Una svolta imprevista
Mikami, alla sua prima esperienza con un gioco dalle tinte macabre (prima di esso aveva lavorato su 'Disney's Aladdin' e 'Goof Troop' entrambi della Disney e usciti su Super Nintendo Entertainment System) non sapeva da che parte cominciare; cosi, inizio a buttare giù qualche idea per la trama e il design del gioco. La prima bozza che presentò fu uno sparatutto in prima persona con un gruppo di mercenari che facevano irruzione nella villa e affrontavano fantasmi e altre presenze soprannaturali. L'idea della visuale in prima persona fu scartata, ma non quella dei mercenari. Si decise di affiancare a Mikami i giovani sceneggiatori Kenichi Iwao e Yasuyuki Saga, allo scopo di creare un seguito del gioco originale, che avrebbe raccontato di un gruppo di soldati scelti, che facevano irruzione nella villa alla ricerca dei sopravvissuti del primo gioco. Il duo condivideva le stesse passioni di Mikami per l'horror occidentale; in particolare per i film di George A. Romero. Fu così che quello che doveva essere un seguito/remake di un semplice Tie-in, si trasformo in qualcosa di diverso e totalmente inaspettato. I fantasmi furono sostituiti dagli zombie e la trama fu ulteriormente modificata per renderla coerente con il gameplay. Quando il gruppo presentò il lavoro, Fujiwara rimase sorpreso ed estasiato dinanzi al progetto originale su cui Mikami e il suo team stavano lavorando; così decise di abbandonare il remake di 'Sweet Home' per concentrarsi sul nuovo titolo, dal nome provvisorio di 'Psycho', per poi cambiare in 'Biohazard'; in occidente, si decise di cambiare nuovamente il titolo a causa di un omonimia con una band punk-metal; fu così che dopo una serie di combinazioni, nacque l’iconico 'Resident Evil'.
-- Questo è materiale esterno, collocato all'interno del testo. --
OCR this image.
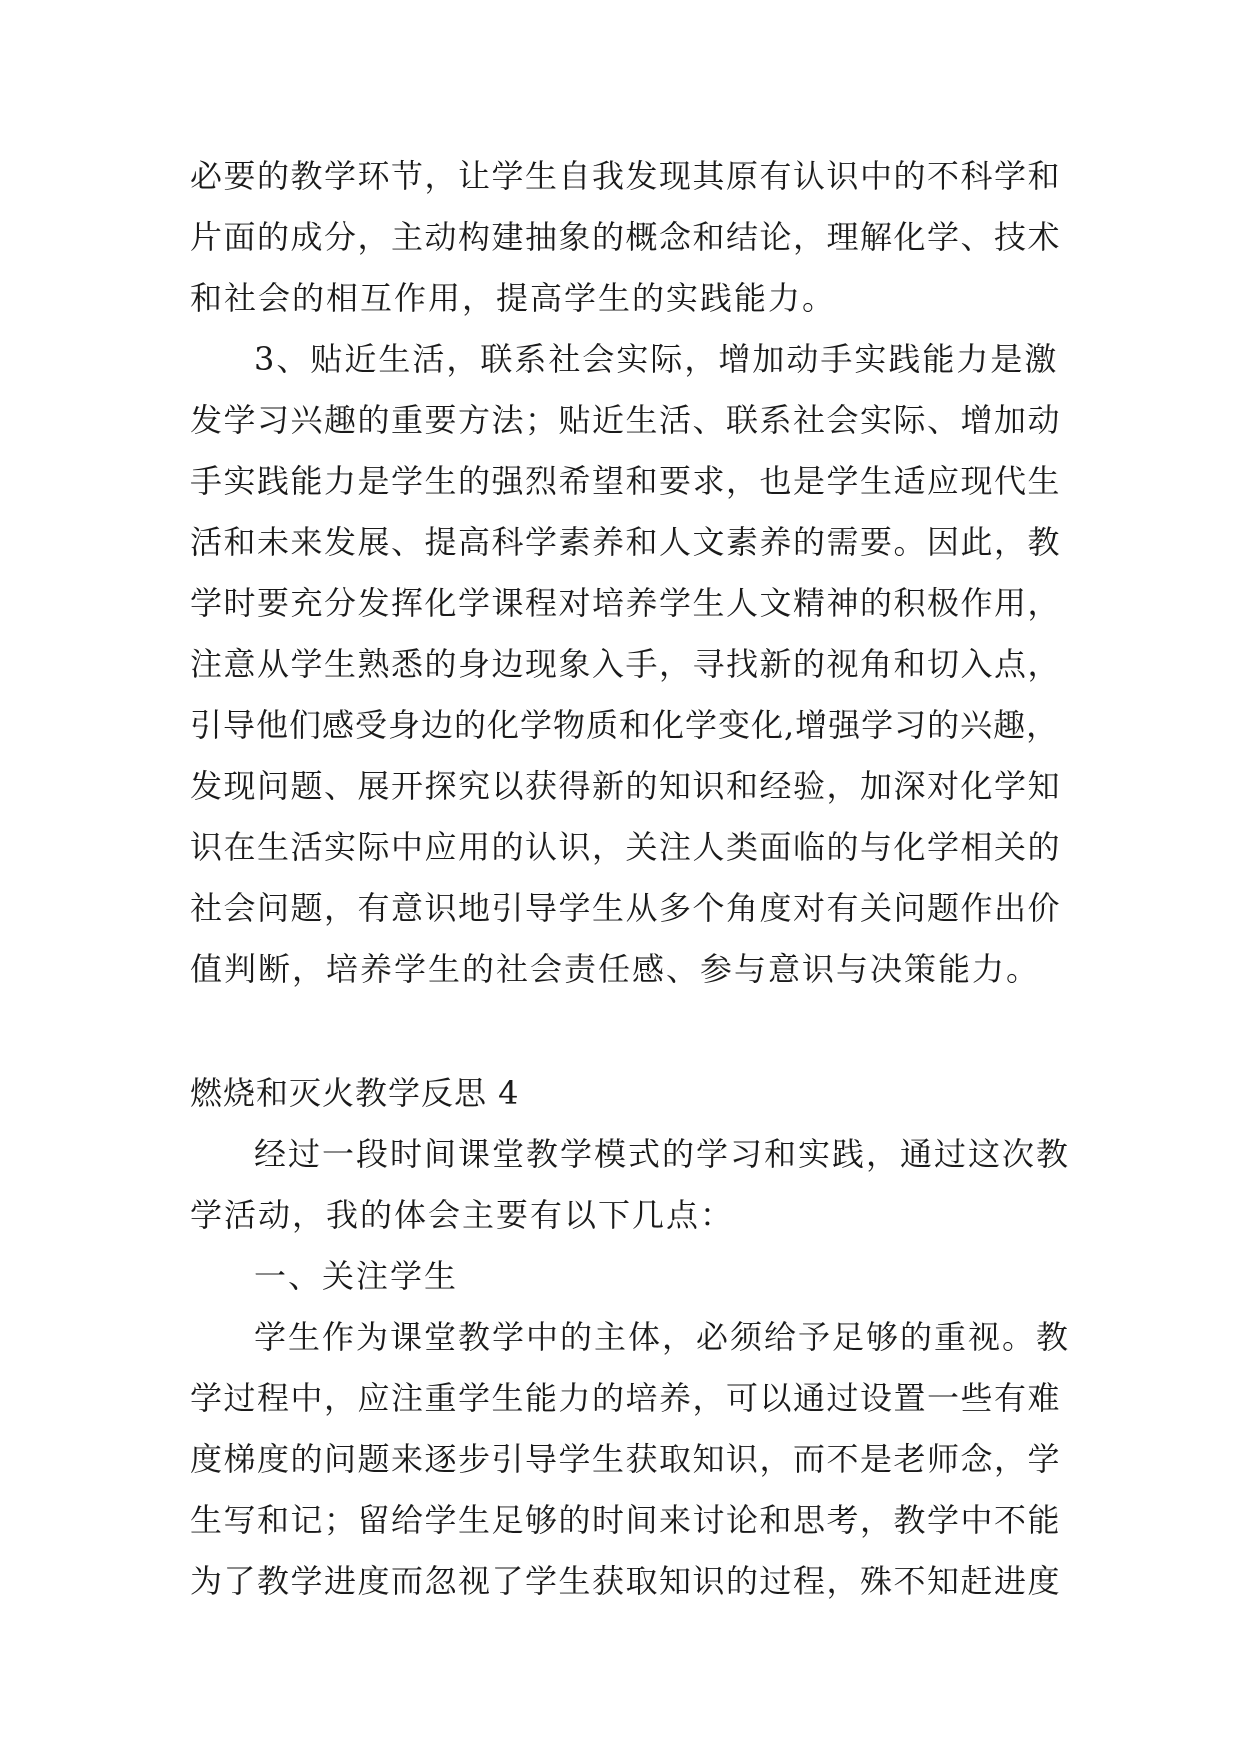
必要的教学环节，让学生自我发现其原有认识中的不科学和
片面的成分，主动构建抽象的概念和结论，理解化学、技术
和社会的相互作用，提高学生的实践能力。
3、贴近生活，联系社会实际，增加动手实践能力是激
发学习兴趣的重要方法；贴近生活、联系社会实际、增加动
手实践能力是学生的强烈希望和要求，也是学生适应现代生
活和未来发展、提高科学素养和人文素养的需要。因此，教
学时要充分发挥化学课程对培养学生人文精神的积极作用，
注意从学生熟悉的身边现象入手，寻找新的视角和切入点，
引导他们感受身边的化学物质和化学变化,增强学习的兴趣，
发现问题、展开探究以获得新的知识和经验，加深对化学知
识在生活实际中应用的认识，关注人类面临的与化学相关的
社会问题，有意识地引导学生从多个角度对有关问题作出价
值判断，培养学生的社会责任感、参与意识与决策能力。
燃烧和灭火教学反思 4
经过一段时间课堂教学模式的学习和实践，通过这次教
学活动，我的体会主要有以下几点：
一、关注学生
学生作为课堂教学中的主体，必须给予足够的重视。教
学过程中，应注重学生能力的培养，可以通过设置一些有难
度梯度的问题来逐步引导学生获取知识，而不是老师念，学
生写和记；留给学生足够的时间来讨论和思考，教学中不能
为了教学进度而忽视了学生获取知识的过程，殊不知赶进度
1996: l'inaugurazione di Villa Spencer
Il marzo del 1996, ’Resident Evil’ era pronto per fare il suo debutto su PlayStation; inutile dire che il successo fu globale. Le inquadrature fisse, la possibilità di poter vedere la storia attraverso i due punti di vista differenti dei due personaggi giocabili (Chris Redfield e Jill Valentine), le dimensioni limitate dell’inventario, le transizioni da una stanza all’altra intervallate da una porta che si schiude lentamente e il fatto che il giocatore dovesse fare attenzione nell’uso delle munizioni, rendevano il gioco unico nel suo genere. Gli zombie, che si potevano trovare subito dietro la porta o non appena si svoltava l’angolo di un corridoio (si capiva che c’erano anche grazie ai lamenti che emettevano), erano una minaccia costante nel gioco, obbligando il giocatore a muoversi con la dovuta cautela all’interno della villa, anche perché, l’incontro con queste pericolose creature era altamente probabile in ogni ambiente; a quel punto si poteva scegliere di schivarli o di affrontarli se si aveva abbastanza munizioni. La vera protagonista nel gioco era la villa del suddetto titolo; enorme, labirintica, misteriosa e piena d’insidie e pericoli in ogni stanza e corridoio; un posto angosciante e carico di tensione a ogni spostamento, entrato di diritto nell’immaginario collettivo e che fece fare più di un balzo sulla sedia ai giocatori di tutto il mondo. L’altra caratteristica che rendeva il gioco così iconico, era l’intro realizzata con riprese in live-action, che facevano il verso ai film d’azione del periodo. Se nel film ‘Creepshow’ di Romero, i disegni si trasformavano in fotogrammi, nel gioco i fotogrammi si trasformano in disegni realizzati al computer, per poi tornare fotogrammi alla fine del gioco; il risultato è un qualcosa di puramente meta-cinematografico e una vera rivoluzione per il modo di raccontare una storia all’interno di un videogioco.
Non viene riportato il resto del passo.